The rate of Corporation Tax that a company pays if its taxable profits are no more than the Marginal Relief lower limit. See also 'rates, Corporation Tax' and 'Marginal Relief'.

Standard fraction

The fraction you use to calculate your Marginal Relief - companies with ring-fence profits should see 'ring fence fraction'. See also 'Marginal Relief'.

Straightforward tax affairs

The term HMRC uses to refer to small companies and unincorporated organisations who are able to use the short Company Tax Return form CT600 (Short).

Substantial Shareholding Exemption

There's no Corporation tax to pay on any chargeable gain made when trading companies (or holding companies of trading groups) sell or otherwise dispose of shares, interests in shares and certain assets related to shares in other trading companies. However, you can't offset losses against gains on the disposal of shareholdings outside of the substantial shareholdings exemption or any other assets.

Supplementary page(s)

Additional form(s) you may need to file as part of your Company Tax Return depending on your company or organisation's circumstances. There are supplementary pages for directors' loans, controlled foreign companies, groups and consortia, insurance, charities, tonnage tax, corporate venturing, cross-border royalties, ring fence trades and disclosure of tax avoidance schemes.

Tax calculation

The maths you show directly in your Company Tax Return when calculating how much Corporation Tax you need to pay. Compare 'computation'.

Tax liability

How much Corporation Tax your company or organisation owes.
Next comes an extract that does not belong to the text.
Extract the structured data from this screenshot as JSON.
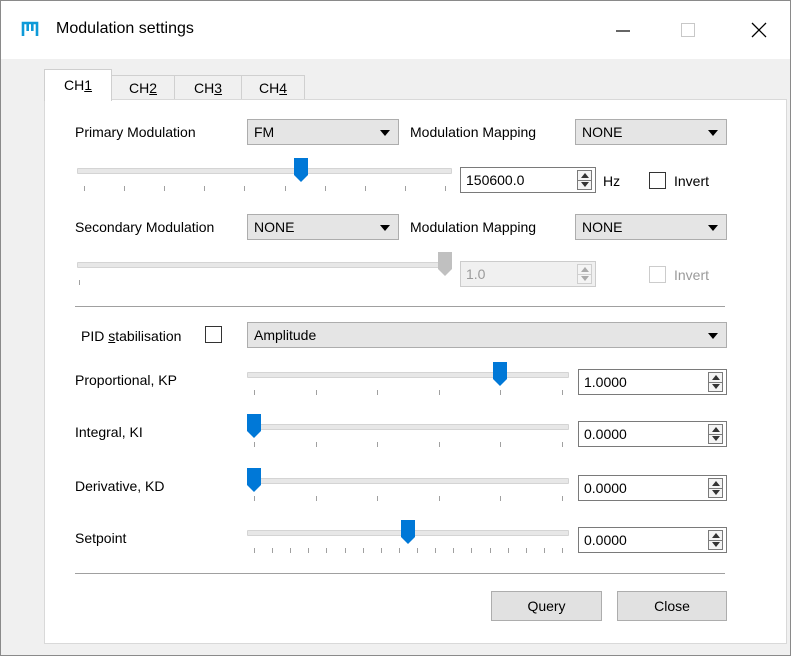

Tax payable under S419 ICTA 1988

Refers to the legislation that covers Corporation Tax on directors' loans (Income and Corporation Taxes Act 1988 section 419).

Taxable income

Income generated by a company or organisation that is liable to Corporation Tax. See 'taxable profit'.

Taxable profit

The profits on which the amount of Corporation Tax your company or organisation pays is calculated. Taxable profit includes profits from all types of taxable income such as trading profits and investment profits. Also known as profits chargeable to Corporation Tax.

Unincorporated organisation

A business or other body such as a members' club, society or co-operative that's not incorporated as a limited company but not sole traders, partnerships, a local authority or a local authority association.

Writing Down Allowance

A type of capital allowance. When your company or organisation buys an asset you can deduct a certain amount from your trading profits in this and future accounting periods until the asset is accounted for (or written down) completely. See 'capital allowances'.

XBRL

Extensible Business Reporting Language - a standard for electronic business financial reporting. From 1 April 2011, you must pay your Corporation Tax for any accounting period electronically and from then, for any accounting period ending after 31 March 2010, you must also file your Company Tax Return (including supporting documentation) online. See 'iXBRL'.